# Pangea Vibe



## chongmagic (Jan 1, 2020)

Not a PedalPcb board, but I am loving messing around with it so far.









						New item by Jonathan Freeman
					






					photos.app.goo.gl


----------



## Nostradoomus (Jan 1, 2020)

Slick! Where did you score the PCB? I’d love to build that.


----------



## chongmagic (Jan 1, 2020)

He was selling a few extra on the Madbean forum, I have an extra if you are interested?


----------



## Barry (Jan 1, 2020)

Looks good


----------



## Nostradoomus (Jan 1, 2020)

chongmagic said:


> He was selling a few extra on the Madbean forum, I have an extra if you are interested?



Yes please!


----------



## chongmagic (Jan 2, 2020)

Here is the front. Had some oversized knobs I finally was able to use.

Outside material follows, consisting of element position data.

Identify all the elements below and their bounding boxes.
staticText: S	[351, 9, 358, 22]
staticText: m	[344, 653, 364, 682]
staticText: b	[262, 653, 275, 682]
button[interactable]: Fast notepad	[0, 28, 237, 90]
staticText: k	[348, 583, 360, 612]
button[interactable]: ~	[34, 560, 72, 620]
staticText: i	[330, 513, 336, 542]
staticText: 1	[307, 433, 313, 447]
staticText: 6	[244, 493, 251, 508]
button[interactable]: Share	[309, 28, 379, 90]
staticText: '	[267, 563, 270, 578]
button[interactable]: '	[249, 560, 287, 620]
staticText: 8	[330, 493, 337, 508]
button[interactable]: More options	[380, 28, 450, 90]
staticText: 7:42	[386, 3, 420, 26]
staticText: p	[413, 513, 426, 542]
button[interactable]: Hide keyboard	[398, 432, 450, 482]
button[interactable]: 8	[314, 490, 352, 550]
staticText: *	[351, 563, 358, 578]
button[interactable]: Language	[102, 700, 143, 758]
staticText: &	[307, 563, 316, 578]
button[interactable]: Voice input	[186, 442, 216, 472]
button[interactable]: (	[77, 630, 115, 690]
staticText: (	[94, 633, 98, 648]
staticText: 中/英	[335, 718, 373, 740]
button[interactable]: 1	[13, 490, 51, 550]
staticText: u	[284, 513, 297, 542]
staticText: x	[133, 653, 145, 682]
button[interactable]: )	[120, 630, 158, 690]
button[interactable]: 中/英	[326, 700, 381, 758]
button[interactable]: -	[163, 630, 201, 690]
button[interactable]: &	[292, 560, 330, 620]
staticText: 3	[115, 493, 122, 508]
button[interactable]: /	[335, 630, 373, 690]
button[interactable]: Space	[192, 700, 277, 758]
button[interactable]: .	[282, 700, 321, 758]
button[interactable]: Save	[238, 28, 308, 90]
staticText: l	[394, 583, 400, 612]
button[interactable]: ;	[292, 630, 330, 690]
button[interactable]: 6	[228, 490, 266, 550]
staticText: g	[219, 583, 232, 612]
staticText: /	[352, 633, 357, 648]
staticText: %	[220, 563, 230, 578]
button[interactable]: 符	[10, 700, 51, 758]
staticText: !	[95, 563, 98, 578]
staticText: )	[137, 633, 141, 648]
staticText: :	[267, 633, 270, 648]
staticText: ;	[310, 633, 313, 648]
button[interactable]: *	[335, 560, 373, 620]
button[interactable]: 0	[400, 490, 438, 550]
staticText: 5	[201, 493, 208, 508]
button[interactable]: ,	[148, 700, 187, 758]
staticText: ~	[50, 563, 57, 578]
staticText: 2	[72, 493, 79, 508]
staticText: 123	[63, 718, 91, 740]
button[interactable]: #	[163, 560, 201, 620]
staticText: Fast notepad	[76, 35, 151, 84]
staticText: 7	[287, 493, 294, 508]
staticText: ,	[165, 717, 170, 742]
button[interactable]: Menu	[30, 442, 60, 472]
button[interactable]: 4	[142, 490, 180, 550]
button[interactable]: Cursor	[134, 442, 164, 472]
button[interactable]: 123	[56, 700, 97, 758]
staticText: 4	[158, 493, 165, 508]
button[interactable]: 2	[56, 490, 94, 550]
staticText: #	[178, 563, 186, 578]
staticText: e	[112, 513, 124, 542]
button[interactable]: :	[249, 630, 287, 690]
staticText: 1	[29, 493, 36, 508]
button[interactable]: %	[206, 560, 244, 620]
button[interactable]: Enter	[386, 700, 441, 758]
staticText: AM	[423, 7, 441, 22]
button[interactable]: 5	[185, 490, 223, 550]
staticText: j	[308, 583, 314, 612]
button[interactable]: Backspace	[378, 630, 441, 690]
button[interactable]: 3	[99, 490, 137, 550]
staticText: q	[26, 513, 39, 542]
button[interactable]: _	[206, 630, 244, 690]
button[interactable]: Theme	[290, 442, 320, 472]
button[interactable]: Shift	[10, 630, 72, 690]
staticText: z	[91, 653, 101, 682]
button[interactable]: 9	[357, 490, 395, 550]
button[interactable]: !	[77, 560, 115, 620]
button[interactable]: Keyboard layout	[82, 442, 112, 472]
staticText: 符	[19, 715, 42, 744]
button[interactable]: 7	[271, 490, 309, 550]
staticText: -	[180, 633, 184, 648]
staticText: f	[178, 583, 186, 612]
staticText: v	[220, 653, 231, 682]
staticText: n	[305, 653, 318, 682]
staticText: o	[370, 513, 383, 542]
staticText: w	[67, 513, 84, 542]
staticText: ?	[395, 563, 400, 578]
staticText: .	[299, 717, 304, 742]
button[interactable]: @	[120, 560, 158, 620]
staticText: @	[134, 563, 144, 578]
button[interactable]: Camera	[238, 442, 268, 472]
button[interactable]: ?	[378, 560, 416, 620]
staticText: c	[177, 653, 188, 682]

						New item by Jonathan Freeman
					






					photos.app.goo.gl


----------



## Chuck D. Bones (Jan 2, 2020)

Funny, that looks just like the front of your Muzzle!  What does the rotary switch do?


----------



## chongmagic (Jan 2, 2020)

Chuck D. Bones said:


> Funny, that looks just like the front of your Muzzle!  What does the rotary switch do?



The large knob changes from chorus to vibe to tremolo with the LFO, the one beside it selects the range. You can get an almost warped record effect out of this. So many possibilities, it is basically a clone of the Roger Mayer Voodoo Vibe.


----------